The Latin American nation is Taiwan’s 73th-largest trading partner, with bilateral trade totaling US$60.28 million last year, an increase of 12.14 percent from a year earlier, the officials said.
The figure accounted for only 0.03 percent of Taiwan’s GDP, they said.
The diplomatic setback might call a free-trade agreement into question, but the government has yet to receive a formal notice, they said.
Unilaterally terminating the agreement would require a notification period of 180 days, during which the agreement would remain in effect, the officials said.
Under the agreement, Taiwan exports 3,500 tax-free items to El Salvador, while allowing the import of 5,600 tax-free items from the Latin American nation, they said.
Local firms mainly sell plastic products, machinery equipment and auto parts to El Salvador, and import sugar cane, recycled paper and steel products, they added.
The two sides have also inked memorandums of understanding on intellectual property protection, exhibition cooperation as well as coffee and other business exchanges, the Bureau of Foreign Trade said.
Walter Yeh (葉明水), executive president of the Taiwan External Trade Development Council, said the trade promotion body would bypass El Salvador during an upcoming trip to Latin America and would call off a biannual trade show scheduled for November.
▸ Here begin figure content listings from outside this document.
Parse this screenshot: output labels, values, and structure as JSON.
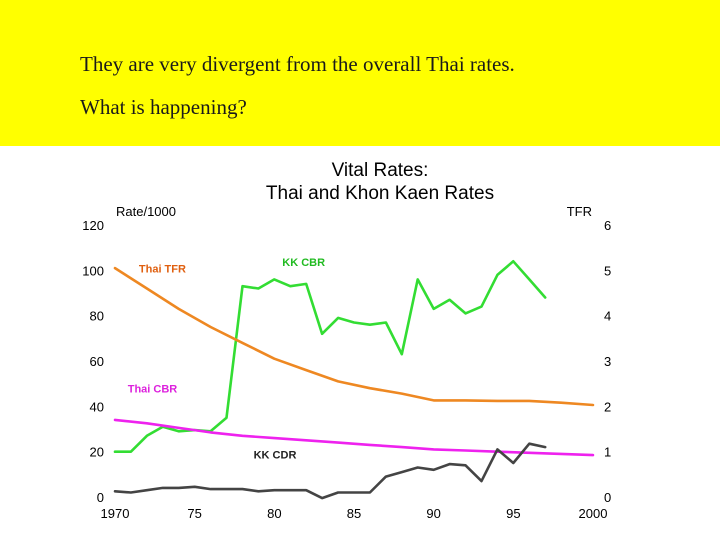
{
  "slide": {
    "line1": "They are very divergent from the overall Thai rates.",
    "line2": "What is happening?"
  },
  "chart_data": {
    "type": "line",
    "title": [
      "Vital Rates:",
      "Thai and Khon Kaen Rates"
    ],
    "xlabel": "",
    "ylabel_left": "Rate/1000",
    "ylabel_right": "TFR",
    "xlim": [
      1970,
      2000
    ],
    "ylim_left": [
      0,
      120
    ],
    "ylim_right": [
      0,
      6
    ],
    "x_ticks": [
      1970,
      1975,
      1980,
      1985,
      1990,
      1995,
      2000
    ],
    "x_tick_labels": [
      "1970",
      "75",
      "80",
      "85",
      "90",
      "95",
      "2000"
    ],
    "y_ticks_left": [
      0,
      20,
      40,
      60,
      80,
      100,
      120
    ],
    "y_ticks_right": [
      0,
      1,
      2,
      3,
      4,
      5,
      6
    ],
    "grid": false,
    "series": [
      {
        "name": "KK CBR",
        "axis": "left",
        "color": "#33dd33",
        "label_color": "#22bb22",
        "label_at": [
          1980.5,
          102
        ],
        "x": [
          1970,
          1971,
          1972,
          1973,
          1974,
          1975,
          1976,
          1977,
          1978,
          1979,
          1980,
          1981,
          1982,
          1983,
          1984,
          1985,
          1986,
          1987,
          1988,
          1989,
          1990,
          1991,
          1992,
          1993,
          1994,
          1995,
          1996,
          1997
        ],
        "values": [
          20,
          20,
          27,
          31,
          29,
          29.5,
          29,
          35,
          93,
          92,
          96,
          93,
          94,
          72,
          79,
          77,
          76,
          77,
          63,
          96,
          83,
          87,
          81,
          84,
          98,
          104,
          96,
          88
        ]
      },
      {
        "name": "Thai TFR",
        "axis": "right",
        "color": "#ee8822",
        "label_color": "#e06010",
        "label_at": [
          1971.5,
          99
        ],
        "x": [
          1970,
          1972,
          1974,
          1976,
          1978,
          1980,
          1982,
          1984,
          1986,
          1988,
          1990,
          1992,
          1994,
          1996,
          1998,
          2000
        ],
        "values": [
          5.05,
          4.6,
          4.15,
          3.75,
          3.4,
          3.05,
          2.8,
          2.55,
          2.4,
          2.28,
          2.13,
          2.13,
          2.12,
          2.12,
          2.08,
          2.03
        ]
      },
      {
        "name": "Thai CBR",
        "axis": "left",
        "color": "#ee22ee",
        "label_color": "#dd22dd",
        "label_at": [
          1970.8,
          46
        ],
        "x": [
          1970,
          1972,
          1974,
          1976,
          1978,
          1980,
          1982,
          1984,
          1986,
          1988,
          1990,
          1992,
          1994,
          1996,
          1998,
          2000
        ],
        "values": [
          34,
          32.5,
          30.5,
          28.5,
          27,
          26,
          25,
          24,
          23,
          22,
          21,
          20.5,
          20,
          19.5,
          19,
          18.5
        ]
      },
      {
        "name": "KK CDR",
        "axis": "left",
        "color": "#444444",
        "label_color": "#222222",
        "label_at": [
          1978.7,
          17
        ],
        "x": [
          1970,
          1971,
          1972,
          1973,
          1974,
          1975,
          1976,
          1977,
          1978,
          1979,
          1980,
          1981,
          1982,
          1983,
          1984,
          1985,
          1986,
          1987,
          1988,
          1989,
          1990,
          1991,
          1992,
          1993,
          1994,
          1995,
          1996,
          1997
        ],
        "values": [
          2.5,
          2,
          3,
          4,
          4,
          4.5,
          3.5,
          3.5,
          3.5,
          2.5,
          3,
          3,
          3,
          -0.5,
          2,
          2,
          2,
          9,
          11,
          13,
          12,
          14.5,
          14,
          7,
          21,
          15,
          23.5,
          22
        ]
      }
    ]
  }
}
“We will need further assessments on trade events in the long term,” Yeh said.
Taiwan’s financial institutions have a mild exposure to El Salvador due to the absence of bank branches there, the Financial Supervisory Commission said.
As of last month, domestic banks had NT$19.59 million (US$637,488) in exposure to El Salvador and had set aside NT$135,000 as provision or impaired assets, the commission said.
Local investors have NT$4.15 billion in exposure to El Salvador through onshore and offshore trust funds, accounting for less than 1 percent of the funds’ net worth, the commission said.
Domestic life insurance, security and futures companies have zero exposure, it added.